C'est ce destin-là que le journaliste Tom Wolfe met en avant, un courtier en bourse blanc vivant le parfait rêve américain, marié, père de famille, voyant une belle et discrète maitresse et vivant dans les quartiers très aisés de New York. Lorsqu'un grain de sable viendra s'introduire dans cette belle mécanique, ce sera la descente aux enfers et là, Wolfe va, avec cynisme et talent, décrire la "poubelle new-yorkaise", ses politiques véreux, la justice, le communautarisme, la presse, la haute bourgeoisie, Wall Street, ou encore la population suivant bêtement le premier bon orateur et récupérateur. Tout le monde en prend pour son grade et plus généralement, c'est une société individualiste, hypocrite, raciste (dans tous les sens), pourrie par l'argent, corrompue et vivant uniquement pour les profits personnels, qu'il met en avant.

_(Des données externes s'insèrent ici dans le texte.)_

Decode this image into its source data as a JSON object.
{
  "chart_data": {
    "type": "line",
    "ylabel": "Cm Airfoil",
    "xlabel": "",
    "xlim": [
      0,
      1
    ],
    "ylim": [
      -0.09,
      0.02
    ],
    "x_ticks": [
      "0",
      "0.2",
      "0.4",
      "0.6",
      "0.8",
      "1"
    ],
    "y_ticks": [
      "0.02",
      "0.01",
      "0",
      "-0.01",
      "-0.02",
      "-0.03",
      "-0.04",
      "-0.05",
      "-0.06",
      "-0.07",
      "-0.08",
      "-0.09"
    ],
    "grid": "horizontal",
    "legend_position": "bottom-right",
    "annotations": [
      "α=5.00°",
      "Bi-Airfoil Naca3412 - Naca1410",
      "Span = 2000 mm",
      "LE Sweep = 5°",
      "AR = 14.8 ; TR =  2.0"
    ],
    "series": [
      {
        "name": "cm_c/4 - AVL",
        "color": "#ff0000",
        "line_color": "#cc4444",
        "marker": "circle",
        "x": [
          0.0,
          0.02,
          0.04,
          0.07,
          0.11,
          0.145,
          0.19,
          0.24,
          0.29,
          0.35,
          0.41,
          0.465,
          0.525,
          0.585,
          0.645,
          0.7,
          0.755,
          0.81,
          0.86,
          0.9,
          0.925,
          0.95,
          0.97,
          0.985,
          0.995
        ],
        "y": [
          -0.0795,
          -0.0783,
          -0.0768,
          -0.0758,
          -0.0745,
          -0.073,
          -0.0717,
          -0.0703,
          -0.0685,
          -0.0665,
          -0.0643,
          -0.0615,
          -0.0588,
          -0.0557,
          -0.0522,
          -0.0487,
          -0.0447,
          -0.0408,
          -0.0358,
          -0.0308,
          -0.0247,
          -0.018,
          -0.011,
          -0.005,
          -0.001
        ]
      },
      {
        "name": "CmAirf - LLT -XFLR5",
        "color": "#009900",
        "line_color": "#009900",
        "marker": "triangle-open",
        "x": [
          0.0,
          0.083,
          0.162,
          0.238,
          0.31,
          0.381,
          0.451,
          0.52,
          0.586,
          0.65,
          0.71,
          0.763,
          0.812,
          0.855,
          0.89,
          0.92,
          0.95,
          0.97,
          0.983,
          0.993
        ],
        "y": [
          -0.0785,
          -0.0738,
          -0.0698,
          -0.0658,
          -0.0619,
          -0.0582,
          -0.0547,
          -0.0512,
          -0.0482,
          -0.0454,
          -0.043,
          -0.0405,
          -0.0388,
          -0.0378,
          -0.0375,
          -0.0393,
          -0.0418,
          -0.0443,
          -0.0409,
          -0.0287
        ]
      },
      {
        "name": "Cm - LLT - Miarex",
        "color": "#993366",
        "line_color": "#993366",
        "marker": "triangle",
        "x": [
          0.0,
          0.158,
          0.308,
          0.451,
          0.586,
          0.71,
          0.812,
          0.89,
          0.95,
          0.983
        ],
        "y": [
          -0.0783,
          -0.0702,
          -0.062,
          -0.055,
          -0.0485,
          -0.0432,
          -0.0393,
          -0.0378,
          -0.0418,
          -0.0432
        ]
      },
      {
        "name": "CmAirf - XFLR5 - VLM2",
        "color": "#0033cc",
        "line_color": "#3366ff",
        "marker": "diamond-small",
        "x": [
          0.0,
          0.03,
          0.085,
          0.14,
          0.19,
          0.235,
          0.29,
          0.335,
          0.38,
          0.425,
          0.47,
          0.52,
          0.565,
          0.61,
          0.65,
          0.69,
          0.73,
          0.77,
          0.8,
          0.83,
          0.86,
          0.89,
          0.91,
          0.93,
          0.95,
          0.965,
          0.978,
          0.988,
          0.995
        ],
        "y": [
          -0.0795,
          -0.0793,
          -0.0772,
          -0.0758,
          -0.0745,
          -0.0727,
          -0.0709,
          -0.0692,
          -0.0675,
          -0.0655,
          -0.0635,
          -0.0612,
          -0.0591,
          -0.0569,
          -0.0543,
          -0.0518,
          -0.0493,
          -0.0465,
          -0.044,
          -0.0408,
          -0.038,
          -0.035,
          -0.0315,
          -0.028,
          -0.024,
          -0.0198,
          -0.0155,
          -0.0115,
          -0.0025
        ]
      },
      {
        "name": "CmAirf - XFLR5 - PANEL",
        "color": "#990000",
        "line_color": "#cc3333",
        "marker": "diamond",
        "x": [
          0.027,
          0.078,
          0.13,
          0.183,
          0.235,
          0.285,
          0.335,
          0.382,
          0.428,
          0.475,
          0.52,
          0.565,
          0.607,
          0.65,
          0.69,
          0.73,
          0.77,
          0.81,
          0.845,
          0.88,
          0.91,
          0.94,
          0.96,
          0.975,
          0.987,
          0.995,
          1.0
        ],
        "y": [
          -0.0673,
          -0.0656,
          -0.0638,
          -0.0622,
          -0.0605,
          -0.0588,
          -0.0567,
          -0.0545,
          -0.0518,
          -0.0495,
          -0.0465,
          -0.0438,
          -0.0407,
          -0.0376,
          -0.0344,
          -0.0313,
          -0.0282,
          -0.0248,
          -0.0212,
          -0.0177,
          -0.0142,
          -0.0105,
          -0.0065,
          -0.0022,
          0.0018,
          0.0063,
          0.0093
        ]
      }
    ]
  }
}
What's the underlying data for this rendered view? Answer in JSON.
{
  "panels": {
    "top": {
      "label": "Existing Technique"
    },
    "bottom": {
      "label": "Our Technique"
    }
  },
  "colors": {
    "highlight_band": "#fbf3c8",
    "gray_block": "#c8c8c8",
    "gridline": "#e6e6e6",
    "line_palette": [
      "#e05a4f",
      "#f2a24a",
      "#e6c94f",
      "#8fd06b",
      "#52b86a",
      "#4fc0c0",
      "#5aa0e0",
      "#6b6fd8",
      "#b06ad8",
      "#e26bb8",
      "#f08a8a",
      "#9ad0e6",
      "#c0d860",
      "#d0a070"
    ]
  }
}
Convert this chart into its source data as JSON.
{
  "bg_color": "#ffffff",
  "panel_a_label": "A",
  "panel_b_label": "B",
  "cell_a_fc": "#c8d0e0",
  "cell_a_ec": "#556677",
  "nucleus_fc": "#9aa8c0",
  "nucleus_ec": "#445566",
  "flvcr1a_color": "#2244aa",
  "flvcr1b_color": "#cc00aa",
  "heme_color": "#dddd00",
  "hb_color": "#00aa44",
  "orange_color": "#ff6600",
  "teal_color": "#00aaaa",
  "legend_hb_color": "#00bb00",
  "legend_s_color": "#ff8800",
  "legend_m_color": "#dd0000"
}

S'il commence par doucement poser le cadre de son récit et la vision d'un McCoy vivant dans sa bulle, peu à peu il va mettre en place les rouages de son récit, dresser les éléments qui vont peu à peu l'entrainer en enfer. La construction du récit est remarquable, notamment lorsque les nouveaux personnages et éléments vont commencer à s'incruster dans l'histoire et la vie de Sherman "Masters of the Universe" McCoy. L'une des forces de Wolve, c'est d'abord de dresser un portrait guère reluisant de ce courtier puis, de nous y attacher et de créer de l'empathie pour lui plus il se retrouvera piégé dans une affaire qui le dépasse totalement. On est obligé de commencer par le détester, c'est l'archétype du golden boy vivant dans son monde et profitant des autres, donc c'est d'abord avec une certaine jubilation qu'on le voit tomber de si haut. Pourtant, en y analysant toute la faiblesse, la déshumanisation et l'individualiste tournant autour de lui plus on avance dans cette affaire, on finit par s'y attacher, notamment lorsqu'il se rendra compte dans quel pays, et système surtout, il vit et qu'il verra, comme nous, ce qu'est vraiment la nature humaine.

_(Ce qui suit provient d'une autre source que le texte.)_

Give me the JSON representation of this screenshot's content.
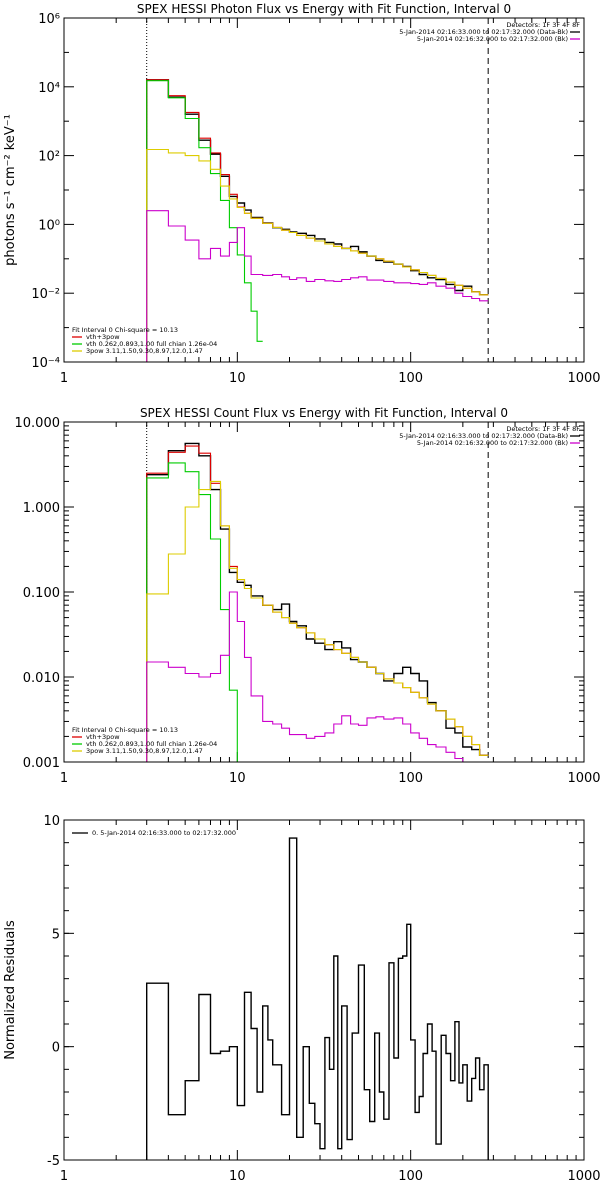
{
  "chart_data": [
    {
      "type": "line",
      "title": "SPEX HESSI Photon Flux vs Energy with Fit Function, Interval 0",
      "xlabel": "",
      "ylabel": "photons s⁻¹ cm⁻² keV⁻¹",
      "xscale": "log",
      "yscale": "log",
      "xlim": [
        1,
        1000
      ],
      "ylim": [
        0.0001,
        1000000
      ],
      "xticks": [
        1,
        10,
        100,
        1000
      ],
      "xtick_labels": [
        "1",
        "10",
        "100",
        "1000"
      ],
      "yticks": [
        0.0001,
        0.01,
        1,
        100,
        10000,
        1000000
      ],
      "ytick_labels": [
        "10⁻⁴",
        "10⁻²",
        "10⁰",
        "10²",
        "10⁴",
        "10⁶"
      ],
      "vlines": [
        {
          "x": 3,
          "style": "dotted"
        },
        {
          "x": 280,
          "style": "dashed"
        }
      ],
      "legend_right": {
        "header": "Detectors: 1F 3F 4F 8F",
        "entries": [
          {
            "label": "5-Jan-2014 02:16:33.000 to 02:17:32.000 (Data-Bk)",
            "color": "#000000"
          },
          {
            "label": "5-Jan-2014 02:16:32.000 to 02:17:32.000 (Bk)",
            "color": "#cc00cc"
          }
        ]
      },
      "legend_left": {
        "header": "Fit Interval 0   Chi-square = 10.13",
        "entries": [
          {
            "label": "vth+3pow",
            "color": "#dd0000"
          },
          {
            "label": "vth 0.262,0.893,1.00  full chian 1.26e-04",
            "color": "#00cc00"
          },
          {
            "label": "3pow 3.11,1.50,9.30,8.97,12.0,1.47",
            "color": "#ddcc00"
          }
        ]
      },
      "series": [
        {
          "name": "Data-Bk",
          "color": "#000000",
          "edges": [
            3,
            4,
            5,
            6,
            7,
            8,
            9,
            10,
            11,
            12,
            14,
            16,
            18,
            20,
            22,
            25,
            28,
            32,
            36,
            40,
            45,
            50,
            56,
            63,
            70,
            80,
            90,
            100,
            112,
            125,
            140,
            160,
            180,
            200,
            225,
            250,
            280
          ],
          "values": [
            16000,
            5000,
            1600,
            280,
            110,
            25,
            6.5,
            4.2,
            2.6,
            1.6,
            1.1,
            0.8,
            0.72,
            0.6,
            0.55,
            0.48,
            0.38,
            0.3,
            0.27,
            0.2,
            0.23,
            0.16,
            0.12,
            0.09,
            0.08,
            0.07,
            0.06,
            0.045,
            0.035,
            0.028,
            0.025,
            0.018,
            0.012,
            0.016,
            0.011,
            0.009
          ]
        },
        {
          "name": "vth+3pow",
          "color": "#dd0000",
          "edges": [
            3,
            4,
            5,
            6,
            7,
            8,
            9,
            10,
            11,
            12,
            14,
            16,
            18,
            20,
            22,
            25,
            28,
            32,
            36,
            40,
            45,
            50,
            56,
            63,
            70,
            80,
            90,
            100,
            112,
            125,
            140,
            160,
            180,
            200,
            225,
            250,
            280
          ],
          "values": [
            16000,
            5500,
            1800,
            320,
            120,
            28,
            7.5,
            3.2,
            2.1,
            1.5,
            1.08,
            0.82,
            0.68,
            0.58,
            0.48,
            0.4,
            0.33,
            0.27,
            0.23,
            0.2,
            0.17,
            0.145,
            0.12,
            0.1,
            0.085,
            0.07,
            0.058,
            0.048,
            0.04,
            0.033,
            0.027,
            0.021,
            0.017,
            0.014,
            0.011,
            0.009
          ]
        },
        {
          "name": "vth",
          "color": "#00cc00",
          "edges": [
            3,
            4,
            5,
            6,
            7,
            8,
            9,
            10,
            11,
            12,
            13,
            14
          ],
          "values": [
            15000,
            4800,
            1200,
            170,
            30,
            5,
            0.8,
            0.13,
            0.02,
            0.003,
            0.0004
          ]
        },
        {
          "name": "3pow",
          "color": "#ddcc00",
          "edges": [
            3,
            4,
            5,
            6,
            7,
            8,
            9,
            10,
            11,
            12,
            14,
            16,
            18,
            20,
            22,
            25,
            28,
            32,
            36,
            40,
            45,
            50,
            56,
            63,
            70,
            80,
            90,
            100,
            112,
            125,
            140,
            160,
            180,
            200,
            225,
            250,
            280
          ],
          "values": [
            150,
            120,
            100,
            70,
            40,
            13,
            5.5,
            3.1,
            2.1,
            1.5,
            1.08,
            0.82,
            0.68,
            0.58,
            0.48,
            0.4,
            0.33,
            0.27,
            0.23,
            0.2,
            0.17,
            0.145,
            0.12,
            0.1,
            0.085,
            0.07,
            0.058,
            0.048,
            0.04,
            0.033,
            0.027,
            0.021,
            0.017,
            0.014,
            0.011,
            0.009
          ]
        },
        {
          "name": "Bk",
          "color": "#cc00cc",
          "edges": [
            3,
            4,
            5,
            6,
            7,
            8,
            9,
            10,
            11,
            12,
            14,
            16,
            18,
            20,
            22,
            25,
            28,
            32,
            36,
            40,
            45,
            50,
            56,
            63,
            70,
            80,
            90,
            100,
            112,
            125,
            140,
            160,
            180,
            200,
            225,
            250,
            280
          ],
          "values": [
            2.5,
            0.9,
            0.35,
            0.1,
            0.2,
            0.12,
            0.3,
            0.8,
            0.12,
            0.035,
            0.033,
            0.035,
            0.03,
            0.025,
            0.028,
            0.022,
            0.025,
            0.023,
            0.022,
            0.025,
            0.028,
            0.03,
            0.024,
            0.024,
            0.022,
            0.02,
            0.02,
            0.019,
            0.018,
            0.02,
            0.016,
            0.014,
            0.01,
            0.008,
            0.007,
            0.006
          ]
        }
      ]
    },
    {
      "type": "line",
      "title": "SPEX HESSI Count Flux vs Energy with Fit Function, Interval 0",
      "xlabel": "",
      "ylabel": "",
      "xscale": "log",
      "yscale": "log",
      "xlim": [
        1,
        1000
      ],
      "ylim": [
        0.001,
        10
      ],
      "xticks": [
        1,
        10,
        100,
        1000
      ],
      "xtick_labels": [
        "1",
        "10",
        "100",
        "1000"
      ],
      "yticks": [
        0.001,
        0.01,
        0.1,
        1,
        10
      ],
      "ytick_labels": [
        "0.001",
        "0.010",
        "0.100",
        "1.000",
        "10.000"
      ],
      "vlines": [
        {
          "x": 3,
          "style": "dotted"
        },
        {
          "x": 280,
          "style": "dashed"
        }
      ],
      "legend_right": {
        "header": "Detectors: 1F 3F 4F 8F",
        "entries": [
          {
            "label": "5-Jan-2014 02:16:33.000 to 02:17:32.000 (Data-Bk)",
            "color": "#000000"
          },
          {
            "label": "5-Jan-2014 02:16:32.000 to 02:17:32.000 (Bk)",
            "color": "#cc00cc"
          }
        ]
      },
      "legend_left": {
        "header": "Fit Interval 0   Chi-square = 10.13",
        "entries": [
          {
            "label": "vth+3pow",
            "color": "#dd0000"
          },
          {
            "label": "vth 0.262,0.893,1.00  full chian 1.26e-04",
            "color": "#00cc00"
          },
          {
            "label": "3pow 3.11,1.50,9.30,8.97,12.0,1.47",
            "color": "#ddcc00"
          }
        ]
      },
      "series": [
        {
          "name": "Data-Bk",
          "color": "#000000",
          "edges": [
            3,
            4,
            5,
            6,
            7,
            8,
            9,
            10,
            11,
            12,
            14,
            16,
            18,
            20,
            22,
            25,
            28,
            32,
            36,
            40,
            45,
            50,
            56,
            63,
            70,
            80,
            90,
            100,
            112,
            125,
            140,
            160,
            180,
            200,
            225,
            250,
            280
          ],
          "values": [
            2.4,
            4.6,
            5.6,
            4.0,
            1.6,
            0.55,
            0.17,
            0.13,
            0.12,
            0.09,
            0.07,
            0.062,
            0.072,
            0.045,
            0.04,
            0.028,
            0.025,
            0.021,
            0.026,
            0.022,
            0.016,
            0.015,
            0.013,
            0.011,
            0.009,
            0.011,
            0.013,
            0.011,
            0.009,
            0.005,
            0.004,
            0.0025,
            0.0022,
            0.0015,
            0.0014,
            0.0012
          ]
        },
        {
          "name": "vth+3pow",
          "color": "#dd0000",
          "edges": [
            3,
            4,
            5,
            6,
            7,
            8,
            9,
            10,
            11,
            12,
            14,
            16,
            18,
            20,
            22,
            25,
            28,
            32,
            36,
            40,
            45,
            50,
            56,
            63,
            70,
            80,
            90,
            100,
            112,
            125,
            140,
            160,
            180,
            200,
            225,
            250,
            280
          ],
          "values": [
            2.5,
            4.4,
            5.2,
            4.3,
            1.9,
            0.6,
            0.2,
            0.14,
            0.11,
            0.085,
            0.07,
            0.058,
            0.05,
            0.043,
            0.038,
            0.033,
            0.028,
            0.024,
            0.021,
            0.019,
            0.017,
            0.015,
            0.013,
            0.011,
            0.0095,
            0.0085,
            0.0075,
            0.0066,
            0.0057,
            0.0048,
            0.004,
            0.0032,
            0.0026,
            0.002,
            0.0016,
            0.0012
          ]
        },
        {
          "name": "vth",
          "color": "#00cc00",
          "edges": [
            3,
            4,
            5,
            6,
            7,
            8,
            9,
            10,
            11
          ],
          "values": [
            2.2,
            3.3,
            2.6,
            1.4,
            0.42,
            0.062,
            0.007,
            0.0009
          ]
        },
        {
          "name": "3pow",
          "color": "#ddcc00",
          "edges": [
            3,
            4,
            5,
            6,
            7,
            8,
            9,
            10,
            11,
            12,
            14,
            16,
            18,
            20,
            22,
            25,
            28,
            32,
            36,
            40,
            45,
            50,
            56,
            63,
            70,
            80,
            90,
            100,
            112,
            125,
            140,
            160,
            180,
            200,
            225,
            250,
            280
          ],
          "values": [
            0.095,
            0.28,
            1.0,
            1.6,
            2.0,
            0.6,
            0.19,
            0.14,
            0.11,
            0.085,
            0.07,
            0.058,
            0.05,
            0.043,
            0.038,
            0.033,
            0.028,
            0.024,
            0.021,
            0.019,
            0.017,
            0.015,
            0.013,
            0.011,
            0.0095,
            0.0085,
            0.0075,
            0.0066,
            0.0057,
            0.0048,
            0.004,
            0.0032,
            0.0026,
            0.002,
            0.0016,
            0.0012
          ]
        },
        {
          "name": "Bk",
          "color": "#cc00cc",
          "edges": [
            3,
            4,
            5,
            6,
            7,
            8,
            9,
            10,
            11,
            12,
            14,
            16,
            18,
            20,
            22,
            25,
            28,
            32,
            36,
            40,
            45,
            50,
            56,
            63,
            70,
            80,
            90,
            100,
            112,
            125,
            140,
            160,
            180,
            200,
            225,
            250,
            280
          ],
          "values": [
            0.015,
            0.013,
            0.011,
            0.01,
            0.011,
            0.018,
            0.1,
            0.045,
            0.017,
            0.006,
            0.003,
            0.0028,
            0.0025,
            0.0021,
            0.0021,
            0.0019,
            0.002,
            0.0022,
            0.0028,
            0.0035,
            0.0028,
            0.0027,
            0.0033,
            0.0034,
            0.0032,
            0.0033,
            0.0028,
            0.0022,
            0.0019,
            0.0016,
            0.0015,
            0.0013,
            0.0011,
            0.001,
            0.0009,
            0.0009
          ]
        }
      ]
    },
    {
      "type": "line",
      "title": "",
      "xlabel": "",
      "ylabel": "Normalized Residuals",
      "xscale": "log",
      "yscale": "linear",
      "xlim": [
        1,
        1000
      ],
      "ylim": [
        -5,
        10
      ],
      "xticks": [
        1,
        10,
        100,
        1000
      ],
      "xtick_labels": [
        "1",
        "10",
        "100",
        "1000"
      ],
      "yticks": [
        -5,
        0,
        5,
        10
      ],
      "ytick_labels": [
        "-5",
        "0",
        "5",
        "10"
      ],
      "legend_left": {
        "header": "",
        "entries": [
          {
            "label": "0. 5-Jan-2014 02:16:33.000 to 02:17:32.000",
            "color": "#000000"
          }
        ]
      },
      "series": [
        {
          "name": "0. 5-Jan-2014 02:16:33.000 to 02:17:32.000",
          "color": "#000000",
          "edges": [
            3,
            4,
            5,
            6,
            7,
            8,
            9,
            10,
            11,
            12,
            13,
            14,
            15,
            16,
            18,
            20,
            22,
            24,
            26,
            28,
            30,
            32,
            34,
            36,
            38,
            40,
            43,
            46,
            50,
            54,
            58,
            62,
            66,
            70,
            75,
            80,
            85,
            90,
            95,
            100,
            106,
            112,
            118,
            125,
            133,
            140,
            150,
            160,
            170,
            180,
            190,
            200,
            212,
            225,
            237,
            250,
            265,
            280
          ],
          "values": [
            2.8,
            -3.0,
            -1.5,
            2.3,
            -0.3,
            -0.2,
            0.0,
            -2.6,
            2.4,
            0.8,
            -2.0,
            1.8,
            0.3,
            -0.8,
            -3.0,
            9.2,
            -4.0,
            0.0,
            -2.5,
            -3.4,
            -4.5,
            0.4,
            -1.0,
            4.0,
            -4.5,
            1.8,
            -4.1,
            0.6,
            3.6,
            -1.9,
            -3.3,
            0.6,
            -2.0,
            -3.2,
            3.7,
            -0.5,
            3.9,
            4.0,
            5.4,
            0.3,
            -2.9,
            -2.2,
            -0.3,
            1.0,
            -0.2,
            -4.3,
            0.5,
            -0.3,
            -1.5,
            1.1,
            -1.6,
            -0.8,
            -2.4,
            -1.4,
            -0.5,
            -1.9,
            -0.8
          ]
        }
      ]
    }
  ]
}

Ce que j'ai adoré à la lecture de ce bûcher des vanités, c'est la façon dont Tom Wolfe nous immerge dans son bouquin, provoquant un grand huit émotionnel, à l'image de celui social pour McCoy. Plus le livre avançait, plus j'ai eu l'impression d'être au côté de McCoy et d'y côtoyer les mêmes personnages et la même ambiance pourrie où derrière chaque sourire hypocrite se cache un enfoiré dont l'ambition est de profiter de McCoy pour ses propres intérêts. La lecture est intense, Wolfe ne commet guère de fautes et tout semble bien ficelé, sachant passer d'un personnage à un autre, en faire disparaitre puis réapparaitre certains sans nous perdre mais avec une vraie fluidité. Il s'attache aussi énormément aux détails, ce qui permet de mieux faire ressortir l'ambiance du bouquin, notamment pour les séquences dans les tribunaux.

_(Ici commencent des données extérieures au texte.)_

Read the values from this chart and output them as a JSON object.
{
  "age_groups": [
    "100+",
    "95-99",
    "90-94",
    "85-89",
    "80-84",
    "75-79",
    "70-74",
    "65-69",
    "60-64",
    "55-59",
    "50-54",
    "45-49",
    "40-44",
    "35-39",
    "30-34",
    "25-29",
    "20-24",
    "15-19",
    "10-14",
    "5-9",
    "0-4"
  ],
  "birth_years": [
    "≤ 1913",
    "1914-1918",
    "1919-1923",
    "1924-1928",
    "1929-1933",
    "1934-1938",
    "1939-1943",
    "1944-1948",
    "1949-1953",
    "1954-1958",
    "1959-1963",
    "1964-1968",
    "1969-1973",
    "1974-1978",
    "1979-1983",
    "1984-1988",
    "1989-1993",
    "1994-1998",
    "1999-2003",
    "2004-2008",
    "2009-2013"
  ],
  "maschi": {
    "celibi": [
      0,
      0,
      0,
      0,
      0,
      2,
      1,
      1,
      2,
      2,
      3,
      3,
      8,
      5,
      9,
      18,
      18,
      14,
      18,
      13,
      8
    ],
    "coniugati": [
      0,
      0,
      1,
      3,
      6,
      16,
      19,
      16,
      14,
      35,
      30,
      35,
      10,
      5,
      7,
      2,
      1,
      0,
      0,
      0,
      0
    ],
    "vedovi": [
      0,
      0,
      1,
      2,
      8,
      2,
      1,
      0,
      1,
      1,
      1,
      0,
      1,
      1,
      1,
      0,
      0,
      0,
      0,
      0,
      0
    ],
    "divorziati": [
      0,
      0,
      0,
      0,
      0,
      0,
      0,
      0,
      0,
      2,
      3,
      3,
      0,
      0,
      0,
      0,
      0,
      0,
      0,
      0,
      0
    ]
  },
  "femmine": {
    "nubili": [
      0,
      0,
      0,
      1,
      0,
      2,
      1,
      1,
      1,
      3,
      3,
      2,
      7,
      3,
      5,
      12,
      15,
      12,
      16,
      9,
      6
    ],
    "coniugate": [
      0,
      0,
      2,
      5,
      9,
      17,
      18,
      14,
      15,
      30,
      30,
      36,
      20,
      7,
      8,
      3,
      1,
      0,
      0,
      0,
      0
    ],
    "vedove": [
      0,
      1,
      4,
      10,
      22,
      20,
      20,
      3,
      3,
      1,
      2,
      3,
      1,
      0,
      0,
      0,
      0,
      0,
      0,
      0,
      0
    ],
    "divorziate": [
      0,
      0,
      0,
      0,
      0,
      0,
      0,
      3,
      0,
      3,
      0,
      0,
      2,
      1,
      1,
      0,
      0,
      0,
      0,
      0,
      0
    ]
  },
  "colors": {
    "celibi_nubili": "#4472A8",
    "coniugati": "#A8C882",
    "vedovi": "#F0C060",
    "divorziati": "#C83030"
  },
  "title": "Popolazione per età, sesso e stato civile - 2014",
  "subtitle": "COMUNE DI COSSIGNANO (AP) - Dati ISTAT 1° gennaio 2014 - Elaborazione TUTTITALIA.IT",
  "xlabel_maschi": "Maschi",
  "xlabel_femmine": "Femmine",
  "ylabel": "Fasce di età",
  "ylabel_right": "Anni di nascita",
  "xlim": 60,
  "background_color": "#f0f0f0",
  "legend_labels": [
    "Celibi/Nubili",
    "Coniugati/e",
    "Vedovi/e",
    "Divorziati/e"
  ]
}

Wolfe capte parfaitement bien l'urgence du moment, la rapité de cette descente aux enfers et il frappe directement là où ça fait mal. Il use d'un style assez féroce, très cynique et sans concessions, sans pour autant tomber dans la caricature tandis que la bassesse de la population, l'hypocrisie générale et dans l'ensemble tout ce qu'il attaque, prend encore tout son sens aujourd'hui, à l'heure où la société est toujours plus individualiste, hypocrite et où l'on passe de maitre du monde à paria de la société à vitesse éclair. Dans le même temps il n'essaie pas de faire le moralisateur mais de mieux mettre en avant sa vision du monde où il n'y a guère de "bonne personne", créant par la même occasion un sentiment dérangeant. Si le livre est dense, il n'est jamais ennuyant et se lit assez rapidement tant il parvient à nous imprégner de cette atmosphère et de nous joindre à sa critique féroce, débordant d'idées et magnifiquement orchestrée.
C'est dans un monde bercé d'illusions que le journaliste Tom Wolfe tape fort et livre un best-seller dès son premier essai. Sans aucune concession il dresse un portrait féroce et cynique du monde à travers la "poubelle new-yorkaise" et ce, qu'importent les origines ou la classe. Brillant.